Latinoamérica: foco de nuevas energías

Por Nicole Pineda

Con el paso de los años, las naciones han evidenciado el daño que hace al medio ambiente el uso de hidrocarburos, lo cual las ha llevado a diversos convenios comprometiéndose en disminuir sus emisiones de CO2 al ambiente. Este deseo de mejorar se observa con la firma del Acuerdo de París, en el que se estableció un plan que consiste en reducir las emisiones de CO2 con el fin de lograr que la variación de la temperatura mundial se encuentre por debajo de los 2 ºC.

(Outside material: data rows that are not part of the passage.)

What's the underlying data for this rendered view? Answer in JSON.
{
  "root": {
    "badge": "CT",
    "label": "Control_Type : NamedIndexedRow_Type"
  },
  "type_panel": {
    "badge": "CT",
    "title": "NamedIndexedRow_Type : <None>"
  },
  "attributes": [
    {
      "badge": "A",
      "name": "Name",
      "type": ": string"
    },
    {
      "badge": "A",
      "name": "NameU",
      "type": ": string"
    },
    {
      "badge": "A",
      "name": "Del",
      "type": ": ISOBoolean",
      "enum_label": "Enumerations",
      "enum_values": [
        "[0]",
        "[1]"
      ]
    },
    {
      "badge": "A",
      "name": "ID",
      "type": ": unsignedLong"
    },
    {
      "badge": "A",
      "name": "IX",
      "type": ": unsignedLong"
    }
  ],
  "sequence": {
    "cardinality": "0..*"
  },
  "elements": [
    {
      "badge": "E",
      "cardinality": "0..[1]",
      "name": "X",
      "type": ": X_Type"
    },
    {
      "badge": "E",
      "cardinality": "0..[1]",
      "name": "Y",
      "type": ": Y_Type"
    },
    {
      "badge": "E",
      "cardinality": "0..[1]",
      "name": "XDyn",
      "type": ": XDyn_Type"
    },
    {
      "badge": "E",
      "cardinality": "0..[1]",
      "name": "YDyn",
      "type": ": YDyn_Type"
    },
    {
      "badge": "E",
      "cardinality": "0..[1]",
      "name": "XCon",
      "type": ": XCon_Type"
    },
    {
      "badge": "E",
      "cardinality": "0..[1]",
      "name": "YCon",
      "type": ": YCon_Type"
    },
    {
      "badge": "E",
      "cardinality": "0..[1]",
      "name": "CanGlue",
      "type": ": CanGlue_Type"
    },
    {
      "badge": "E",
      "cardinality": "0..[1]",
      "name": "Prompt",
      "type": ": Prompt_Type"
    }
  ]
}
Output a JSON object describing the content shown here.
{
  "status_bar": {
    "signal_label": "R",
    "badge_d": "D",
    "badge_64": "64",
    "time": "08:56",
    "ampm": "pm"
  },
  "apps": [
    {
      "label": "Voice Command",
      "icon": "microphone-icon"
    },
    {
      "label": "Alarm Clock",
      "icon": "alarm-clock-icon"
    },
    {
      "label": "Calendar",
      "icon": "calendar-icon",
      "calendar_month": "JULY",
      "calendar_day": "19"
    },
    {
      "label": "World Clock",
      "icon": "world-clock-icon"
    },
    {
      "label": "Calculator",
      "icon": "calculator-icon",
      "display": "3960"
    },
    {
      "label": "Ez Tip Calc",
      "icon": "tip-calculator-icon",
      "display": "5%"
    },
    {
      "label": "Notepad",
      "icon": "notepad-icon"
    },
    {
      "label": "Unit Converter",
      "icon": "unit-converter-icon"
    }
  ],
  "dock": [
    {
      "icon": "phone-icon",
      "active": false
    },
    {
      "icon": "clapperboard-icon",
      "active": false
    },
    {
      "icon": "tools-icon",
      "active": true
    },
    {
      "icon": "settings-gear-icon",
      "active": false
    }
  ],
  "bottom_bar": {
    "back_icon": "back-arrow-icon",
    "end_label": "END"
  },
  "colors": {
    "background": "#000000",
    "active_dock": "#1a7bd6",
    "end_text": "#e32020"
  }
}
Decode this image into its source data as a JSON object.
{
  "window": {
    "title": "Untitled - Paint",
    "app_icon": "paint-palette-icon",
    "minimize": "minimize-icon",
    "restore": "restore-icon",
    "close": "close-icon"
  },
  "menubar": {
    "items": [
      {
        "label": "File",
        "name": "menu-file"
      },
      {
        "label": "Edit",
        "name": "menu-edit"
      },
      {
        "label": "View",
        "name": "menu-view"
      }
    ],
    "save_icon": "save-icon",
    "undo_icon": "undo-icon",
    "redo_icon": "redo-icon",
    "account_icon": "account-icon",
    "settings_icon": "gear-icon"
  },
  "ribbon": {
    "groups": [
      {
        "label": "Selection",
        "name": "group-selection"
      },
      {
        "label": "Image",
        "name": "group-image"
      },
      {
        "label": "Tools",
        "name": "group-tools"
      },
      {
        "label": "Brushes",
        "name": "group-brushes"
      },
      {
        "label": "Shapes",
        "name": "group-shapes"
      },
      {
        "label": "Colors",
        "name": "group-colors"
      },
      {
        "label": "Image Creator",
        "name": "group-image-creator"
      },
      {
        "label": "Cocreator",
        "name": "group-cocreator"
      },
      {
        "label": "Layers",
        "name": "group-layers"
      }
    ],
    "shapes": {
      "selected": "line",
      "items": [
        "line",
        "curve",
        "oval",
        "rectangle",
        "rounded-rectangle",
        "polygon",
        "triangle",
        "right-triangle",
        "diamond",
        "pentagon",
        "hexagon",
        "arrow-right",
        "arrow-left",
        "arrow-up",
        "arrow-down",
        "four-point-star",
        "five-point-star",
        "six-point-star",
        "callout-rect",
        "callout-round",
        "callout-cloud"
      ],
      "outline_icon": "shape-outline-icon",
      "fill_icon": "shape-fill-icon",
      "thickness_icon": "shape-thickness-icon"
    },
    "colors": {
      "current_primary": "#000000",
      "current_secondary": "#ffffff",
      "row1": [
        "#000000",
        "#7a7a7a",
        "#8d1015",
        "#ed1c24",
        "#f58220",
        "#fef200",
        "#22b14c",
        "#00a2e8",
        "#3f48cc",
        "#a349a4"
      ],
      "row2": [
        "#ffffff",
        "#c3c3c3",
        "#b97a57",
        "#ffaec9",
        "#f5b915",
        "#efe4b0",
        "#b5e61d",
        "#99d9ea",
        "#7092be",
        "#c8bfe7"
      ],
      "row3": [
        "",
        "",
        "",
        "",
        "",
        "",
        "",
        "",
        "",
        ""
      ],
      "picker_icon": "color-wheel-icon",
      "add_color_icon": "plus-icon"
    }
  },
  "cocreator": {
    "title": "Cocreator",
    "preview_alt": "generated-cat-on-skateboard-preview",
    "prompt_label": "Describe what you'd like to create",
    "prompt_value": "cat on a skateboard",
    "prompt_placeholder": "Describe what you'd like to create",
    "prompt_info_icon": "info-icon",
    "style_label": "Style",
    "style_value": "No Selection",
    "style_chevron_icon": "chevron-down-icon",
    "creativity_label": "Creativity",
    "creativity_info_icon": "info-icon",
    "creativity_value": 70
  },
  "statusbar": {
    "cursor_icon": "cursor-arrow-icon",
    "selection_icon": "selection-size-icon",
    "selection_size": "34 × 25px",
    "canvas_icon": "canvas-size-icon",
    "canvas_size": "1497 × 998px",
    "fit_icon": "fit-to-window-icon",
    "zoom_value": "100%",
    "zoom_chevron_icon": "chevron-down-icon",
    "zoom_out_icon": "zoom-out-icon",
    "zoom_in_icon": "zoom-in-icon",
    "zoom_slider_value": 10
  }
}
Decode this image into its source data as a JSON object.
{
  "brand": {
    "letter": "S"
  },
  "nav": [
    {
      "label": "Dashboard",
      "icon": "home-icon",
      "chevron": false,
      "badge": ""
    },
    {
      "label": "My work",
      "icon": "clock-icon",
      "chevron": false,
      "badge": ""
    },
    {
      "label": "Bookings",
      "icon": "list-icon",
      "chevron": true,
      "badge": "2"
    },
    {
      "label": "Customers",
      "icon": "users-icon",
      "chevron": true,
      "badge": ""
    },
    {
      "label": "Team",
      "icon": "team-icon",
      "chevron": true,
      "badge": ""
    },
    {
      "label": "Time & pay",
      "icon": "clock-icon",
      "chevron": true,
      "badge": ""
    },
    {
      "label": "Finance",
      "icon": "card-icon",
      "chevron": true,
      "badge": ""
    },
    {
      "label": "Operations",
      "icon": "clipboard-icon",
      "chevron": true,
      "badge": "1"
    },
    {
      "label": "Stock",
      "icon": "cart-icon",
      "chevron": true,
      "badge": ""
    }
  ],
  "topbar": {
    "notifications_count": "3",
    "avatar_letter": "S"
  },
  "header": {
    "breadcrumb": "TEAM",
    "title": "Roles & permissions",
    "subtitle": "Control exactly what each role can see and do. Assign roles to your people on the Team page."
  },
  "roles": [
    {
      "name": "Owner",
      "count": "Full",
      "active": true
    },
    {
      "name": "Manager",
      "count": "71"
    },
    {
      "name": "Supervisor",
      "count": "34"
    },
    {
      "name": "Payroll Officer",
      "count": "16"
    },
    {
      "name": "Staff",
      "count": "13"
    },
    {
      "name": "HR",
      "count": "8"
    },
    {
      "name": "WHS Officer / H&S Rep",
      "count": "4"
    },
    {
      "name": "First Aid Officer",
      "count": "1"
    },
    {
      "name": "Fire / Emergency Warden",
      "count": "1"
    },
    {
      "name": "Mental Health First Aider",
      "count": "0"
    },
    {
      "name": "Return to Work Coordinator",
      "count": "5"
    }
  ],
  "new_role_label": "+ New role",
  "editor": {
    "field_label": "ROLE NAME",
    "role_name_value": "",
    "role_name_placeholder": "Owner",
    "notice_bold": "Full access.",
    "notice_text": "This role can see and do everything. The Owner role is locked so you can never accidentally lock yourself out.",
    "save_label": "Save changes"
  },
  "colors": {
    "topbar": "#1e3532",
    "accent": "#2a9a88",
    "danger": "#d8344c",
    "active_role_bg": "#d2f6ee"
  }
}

Ante este compromiso, se ha dado un cambio en la matriz energética, dado que las naciones promueven e implementan cada vez más las energías renovables, teniendo que tomar en cuenta también que se espera que la demanda energética mundial sobrepase los 16 mil millones de toneladas de petróleo equivalentes (tep) para el 2040, según el reporte energético de BP de 2018.

En dicho informe destacan dos hechos: que la energía renovable es la fuente de energía que experimentará el crecimiento más rápido, y que gran parte del incremento en la demanda energética mundial se deberá a China, la India y demás países de Asia emergente.

En el caso de China, una nación que hace unos años pasó por una “revolución industrial”, al incrementar notablemente su demanda de la energía para experimentar un alto crecimiento económico, la cual pareciera luchar con romper el trilema energético y conseguir la seguridad e igualdad energética junto a la sustentabilidad medioambiental.

Tal vez se deba a los altos niveles de contaminación en el aire, que han llevado a la muerte de 1,6 millones de personas en el 2015, según Berkeley Earth, pero China ha decidido concentrarse en emplear nuevas fuentes de energía, especialmente la solar, y ha decidido invertir no solo en su territorio, sino en Latinoamérica.

La región Latinoamericana cuenta con un gran potencial para desarrollar las energías verdes. Varios de sus países poseen el clima propicio para implantar paneles solares, tales como México y Brasil, con un gran número de ríos para hacer uso de la energía hidráulica en países como Perú, Bolivia y Argentina, para aprovechar el gran potencial hidráulico con el que cuenta América Latina y el cual solo han logrado desarrollar un 23% de su capacidad. En cuanto a la energía eólica, el hemisferio también posee una gran ventaja, y se han hecho inversiones, dado que Suramérica pasó de contar con una capacidad eólica de 435MW en 2008 a 4.137,6 MW en 2013.

La región cuenta con un potencial eléctrico renovable 22 veces mayor a la demanda esperada para el año 2050, según el Banco Interamericano de Desarrollo (BID), por lo cual Latinoamérica no solo será el pulmón del mundo al contar con el Amazonas, sino también pasará a ser el corazón de las energías renovables. Esto le permitirá renovarse y no ser tan dependiente de las materias primas, sino abrirse paso a un nuevo sector de la mano de los inversionistas de todas partes del mundo.

Asia pudiera convertirse en ese aliado estratégico, ya que China e India han competido por tener la mejor tecnología en cuanto al desarrollo de paneles solares. Junto a la tecnología y el capital con el que cuentan países como China, India y Corea del Sur.

A su vez, multilaterales como el BID y el Banco de Desarrollo de América Latina (CAF) han brindado apoyo a los países con el fin de que puedan aprovechar ese potencial, lograr una mayor independencia energética al disminuir el uso de los hidrocarburos, un recurso con el cual no cuentan todos los Estados de la región, y emplear las fuentes de energía más limpias.

Nicole Pineda es una economista residenciada en Caracas, Venezuela. Actualmente desempeña el cargo de investigadora en Bigvene y es participante del programa de formación Venezuela Liderazgo y Energía, Fundación  Futuro Presente.